A key advantage of decoupling read and write paths is the ability to scale them independently. It is a well-known architectural approach to connect both write and read databases using an event driven architecture. As a result, content edits would eventually appear on tudum.com.
Challenges with eventual consistency
Did you notice the emphasis on “eventually?” A major downside of this architecture was the delay between making an edit and observing that edit reflected on the website. For instance, when the team publishes an update, the following steps must occur:
- Call the REST endpoint on the 3rd party CMS to save the data.
- Wait for the CMS to notify the Tudum Ingestion layer via a webhook.
- Wait for the Tudum Ingestion layer to query all necessary sections via API, validate data and assets, process the page, and produce the modified content to Kafka.
- Wait for the Data Service Consumer to consume this message from Kafka and store it in the database.
- Finally, after some cache refresh delay, this data would eventually become available to the Page Construction service. Great!

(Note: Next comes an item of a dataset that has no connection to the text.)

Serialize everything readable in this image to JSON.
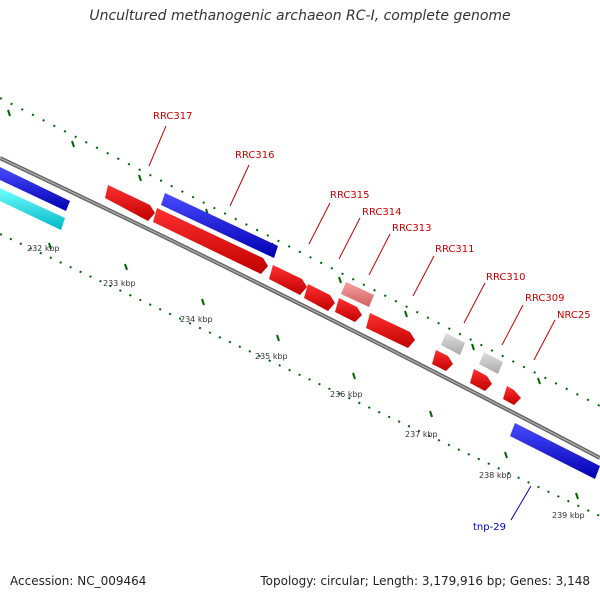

By introducing a highly-scalable eventually-consistent architecture we were missing the ability to quickly render changes after writing them — an important capability for internal previews.
In our performance profiling, we found the source of delay was our Page Data Service which acted as a facade for an underlying Key Value Data Abstraction database. Page Data Service utilized a near cache to accelerate page building and reduce read latencies from the database.
This cache was implemented to optimize the N+1 key lookups necessary for page construction by having a complete data set in memory. When engineers hear “slow reads,” the immediate answer is often “cache,” which is exactly what our team adopted. The KVDAL near cache can refresh in the background on every app node. Regardless of which system modifies the data, the cache is updated with each refresh cycle. If you have 60 keys and a refresh interval of 60 seconds, the near cache will update one key per second. This was problematic for previewing recent modifications, as these changes were only reflected with each cache refresh. As Tudum’s content grew, cache refresh times increased, further extending the delay.
RAW Hollow
As this pain point grew, a new technology was being developed that would act as our silver bullet. RAW Hollow is an innovative in-memory, co-located, compressed object database developed by Netflix, designed to handle small to medium datasets with support for strong read-after-write consistency. It addresses the challenges of achieving consistent performance with low latency and high availability in applications that deal with less frequently changing datasets. Unlike traditional SQL databases or fully in-memory solutions, RAW Hollow offers a unique approach where the entire dataset is distributed across the application cluster and resides in the memory of each application process.
This design leverages compression techniques to scale datasets up to 100 million records per entity, ensuring extremely low latencies and high availability. RAW Hollow provides eventual consistency by default, with the option for strong consistency at the individual request level, allowing users to balance between high availability and data consistency. It simplifies the development of highly available and scalable stateful applications by eliminating the complexities of cache synchronization and external dependencies. This makes RAW Hollow a robust solution for efficiently managing datasets in environments like Netflix’s streaming services, where high performance and reliability are paramount.
Revised architecture
Tudum was a perfect fit to battle-test RAW Hollow while it was pre-GA internally. Hollow’s high-density near cache significantly reduces I/O. Having our primary dataset in memory enables Tudum’s various microservices (page construction, search, personalization) to access data synchronously in O(1) time, simplifying architecture, reducing code complexity, and increasing fault tolerance.